I had been pondering the subject of taste as it relates to wine enjoyment and enthusiasm lately. Then, just today, I read a very good article titled Scents and Sensibility in the New Yorker that completely summed up and clarified this whole topic of taste for me. The author John Lancaster, illustrates why taste descriptions vary so widely, and more importantly, why that's perfectly ok. For one thing, taste is difficult to verbalize except by equating it to another known taste. So, someone who has experienced a similar taste in the past is better equipped to describe it later when they run into it again. Please, when you are done here go and read this article...
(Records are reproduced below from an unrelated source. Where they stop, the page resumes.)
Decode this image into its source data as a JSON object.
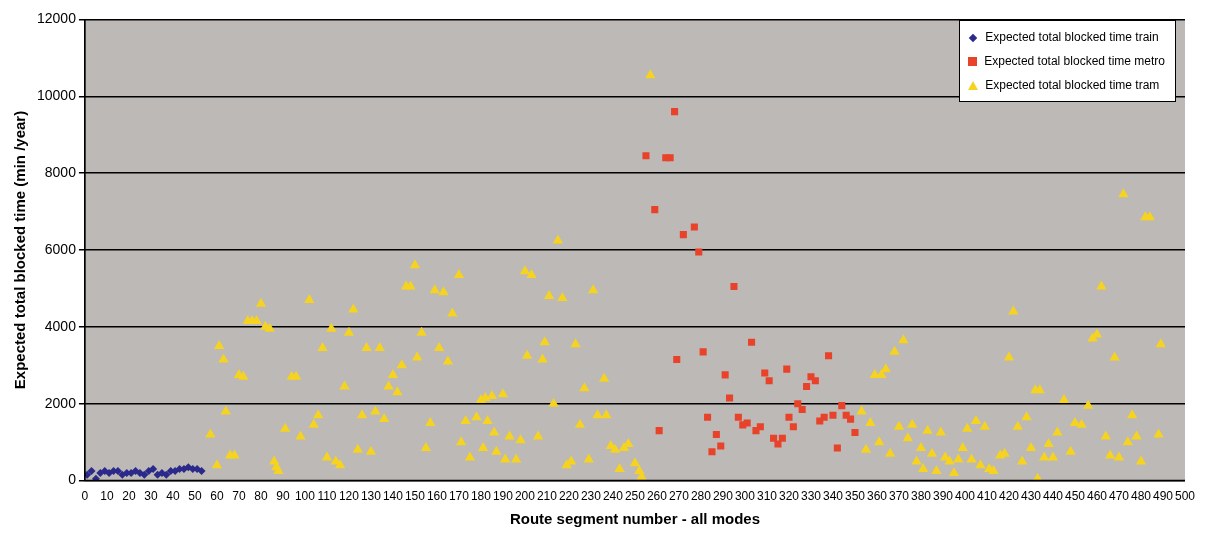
{
  "chart_data": {
    "type": "scatter",
    "xlabel": "Route segment number - all modes",
    "ylabel": "Expected total blocked time (min /year)",
    "xlim": [
      0,
      500
    ],
    "ylim": [
      0,
      12000
    ],
    "xticks": [
      0,
      10,
      20,
      30,
      40,
      50,
      60,
      70,
      80,
      90,
      100,
      110,
      120,
      130,
      140,
      150,
      160,
      170,
      180,
      190,
      200,
      210,
      220,
      230,
      240,
      250,
      260,
      270,
      280,
      290,
      300,
      310,
      320,
      330,
      340,
      350,
      360,
      370,
      380,
      390,
      400,
      410,
      420,
      430,
      440,
      450,
      460,
      470,
      480,
      490,
      500
    ],
    "yticks": [
      0,
      2000,
      4000,
      6000,
      8000,
      10000,
      12000
    ],
    "grid": "y",
    "legend": "top right",
    "series": [
      {
        "name": "Expected total blocked time train",
        "color": "#2b2a8a",
        "marker": "diamond",
        "x": [
          1,
          3,
          5,
          7,
          9,
          11,
          13,
          15,
          17,
          19,
          21,
          23,
          25,
          27,
          29,
          31,
          33,
          35,
          37,
          39,
          41,
          43,
          45,
          47,
          49,
          51,
          53
        ],
        "values": [
          150,
          250,
          50,
          200,
          250,
          200,
          250,
          250,
          150,
          200,
          200,
          250,
          200,
          150,
          250,
          300,
          150,
          200,
          150,
          250,
          250,
          300,
          300,
          350,
          300,
          300,
          250
        ]
      },
      {
        "name": "Expected total blocked time metro",
        "color": "#e8432a",
        "marker": "square",
        "x": [
          255,
          259,
          261,
          264,
          266,
          268,
          269,
          272,
          277,
          279,
          281,
          283,
          285,
          287,
          289,
          291,
          293,
          295,
          297,
          299,
          301,
          303,
          305,
          307,
          309,
          311,
          313,
          315,
          317,
          319,
          320,
          322,
          324,
          326,
          328,
          330,
          332,
          334,
          336,
          338,
          340,
          342,
          344,
          346,
          348,
          350
        ],
        "values": [
          8450,
          7050,
          1300,
          8400,
          8400,
          9600,
          3150,
          6400,
          6600,
          5950,
          3350,
          1650,
          750,
          1200,
          900,
          2750,
          2150,
          5050,
          1650,
          1450,
          1500,
          3600,
          1300,
          1400,
          2800,
          2600,
          1100,
          950,
          1100,
          2900,
          1650,
          1400,
          2000,
          1850,
          2450,
          2700,
          2600,
          1550,
          1650,
          3250,
          1700,
          850,
          1950,
          1700,
          1600,
          1250
        ]
      },
      {
        "name": "Expected total blocked time tram",
        "color": "#f5d320",
        "marker": "triangle",
        "x": [
          57,
          60,
          61,
          63,
          64,
          66,
          68,
          70,
          72,
          74,
          76,
          78,
          80,
          82,
          84,
          86,
          87,
          88,
          91,
          94,
          96,
          98,
          102,
          104,
          106,
          108,
          110,
          112,
          114,
          116,
          118,
          120,
          122,
          124,
          126,
          128,
          130,
          132,
          134,
          136,
          138,
          140,
          142,
          144,
          146,
          148,
          150,
          151,
          153,
          155,
          157,
          159,
          161,
          163,
          165,
          167,
          170,
          171,
          173,
          175,
          178,
          180,
          181,
          182,
          183,
          185,
          186,
          187,
          190,
          191,
          193,
          196,
          198,
          200,
          201,
          203,
          206,
          208,
          209,
          211,
          213,
          215,
          217,
          219,
          221,
          223,
          225,
          227,
          229,
          231,
          233,
          236,
          237,
          239,
          241,
          243,
          245,
          247,
          250,
          252,
          253,
          257,
          353,
          355,
          357,
          359,
          361,
          362,
          364,
          366,
          368,
          370,
          372,
          374,
          376,
          378,
          380,
          381,
          383,
          385,
          387,
          389,
          391,
          393,
          395,
          397,
          399,
          401,
          403,
          405,
          407,
          409,
          411,
          413,
          416,
          418,
          420,
          422,
          424,
          426,
          428,
          430,
          432,
          433,
          434,
          436,
          438,
          440,
          442,
          445,
          448,
          450,
          453,
          456,
          458,
          460,
          462,
          464,
          466,
          468,
          470,
          472,
          474,
          476,
          478,
          480,
          482,
          484,
          488,
          489
        ],
        "values": [
          1200,
          400,
          3500,
          3150,
          1800,
          650,
          650,
          2750,
          2700,
          4150,
          4150,
          4150,
          4600,
          4000,
          3950,
          500,
          350,
          250,
          1350,
          2700,
          2700,
          1150,
          4700,
          1450,
          1700,
          3450,
          600,
          3950,
          500,
          400,
          2450,
          3850,
          4450,
          800,
          1700,
          3450,
          750,
          1800,
          3450,
          1600,
          2450,
          2750,
          2300,
          3000,
          5050,
          5050,
          5600,
          3200,
          3850,
          850,
          1500,
          4950,
          3450,
          4900,
          3100,
          4350,
          5350,
          1000,
          1550,
          600,
          1650,
          2100,
          850,
          2150,
          1550,
          2200,
          1250,
          750,
          2250,
          550,
          1150,
          550,
          1050,
          5450,
          3250,
          5350,
          1150,
          3150,
          3600,
          4800,
          2000,
          6250,
          4750,
          400,
          500,
          3550,
          1450,
          2400,
          550,
          4950,
          1700,
          2650,
          1700,
          900,
          800,
          300,
          850,
          950,
          450,
          250,
          100,
          10550,
          1800,
          800,
          1500,
          2750,
          1000,
          2750,
          2900,
          700,
          3350,
          1400,
          3650,
          1100,
          1450,
          500,
          850,
          300,
          1300,
          700,
          250,
          1250,
          600,
          500,
          200,
          550,
          850,
          1350,
          550,
          1550,
          400,
          1400,
          300,
          250,
          650,
          700,
          3200,
          4400,
          1400,
          500,
          1650,
          850,
          2350,
          50,
          2350,
          600,
          950,
          600,
          1250,
          2100,
          750,
          1500,
          1450,
          1950,
          3700,
          3800,
          5050,
          1150,
          650,
          3200,
          600,
          7450,
          1000,
          1700,
          1150,
          500,
          6850,
          6850,
          1200,
          3550
        ]
      }
    ]
  }
}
I recently tasted a South American Syrah that smelled exactly like someone ELSE’S grandma. In other words, it smelled like foreign grandma, which is to say, completely unfamiliar. When it comes to grandmas, familiarity is a desirable quality, therefore, this wine was quite unappealing to me. Have I ever smelled ‘unfamiliar grandma’? Perhaps, though I can’t say for sure—it was unfamiliar.
Romanticism vs. Science?
In his article, Lancaster quotes examples of “Romantic” tasting notes from Brideshead Revisited along with quotes from the pragmatic UC Davis professors Amerine and Roessler who seemed to be of the opinion that taste should be 100% quantifiable. To what end, I can’t be sure. Clearly, they are not tasting wine for enjoyment (granted UC Davis professors wouldn’t be sipping wine for enjoyment on the job). Evidently, the goal of this is to enable clear communication between wine producers and consumers as to what flavors will be found in the wine.
Yes…Do you have anything that tastes like The Last Unicorn? No? Ok, just give me a blueberry & cranberry with subtle vanilla notes--heavy on the blueberry and animali--with a finish of Ecuadorian dark chocolate (86% cacao), a wisp of smoke and a soupçon of cardamom...oh, and hold the brett, please.
From Scents & Sensibility
A trained nose can become very, very good at isolating these sensory experiences and matching them with the relevant molecules. Theoretically, every known odorant molecule could have an agreed descriptor. The descriptor wouldn't need to be in words: it could be a number, so that the wintergreen scent of methyl salicylate would be 172, say, and the garlicky odor of allicin would be 402. That would be the beginnings of a fully scientific language of taste - a joyless, inhuman prospect.
Lancaster also borrows some amusing quotes from a perfume critic which are wonderfully descriptive and I think, much more useful then a list of molecules--but, hey, that's me. So, what do you say? Is it time we 'agree to disagree' when it comes to taste?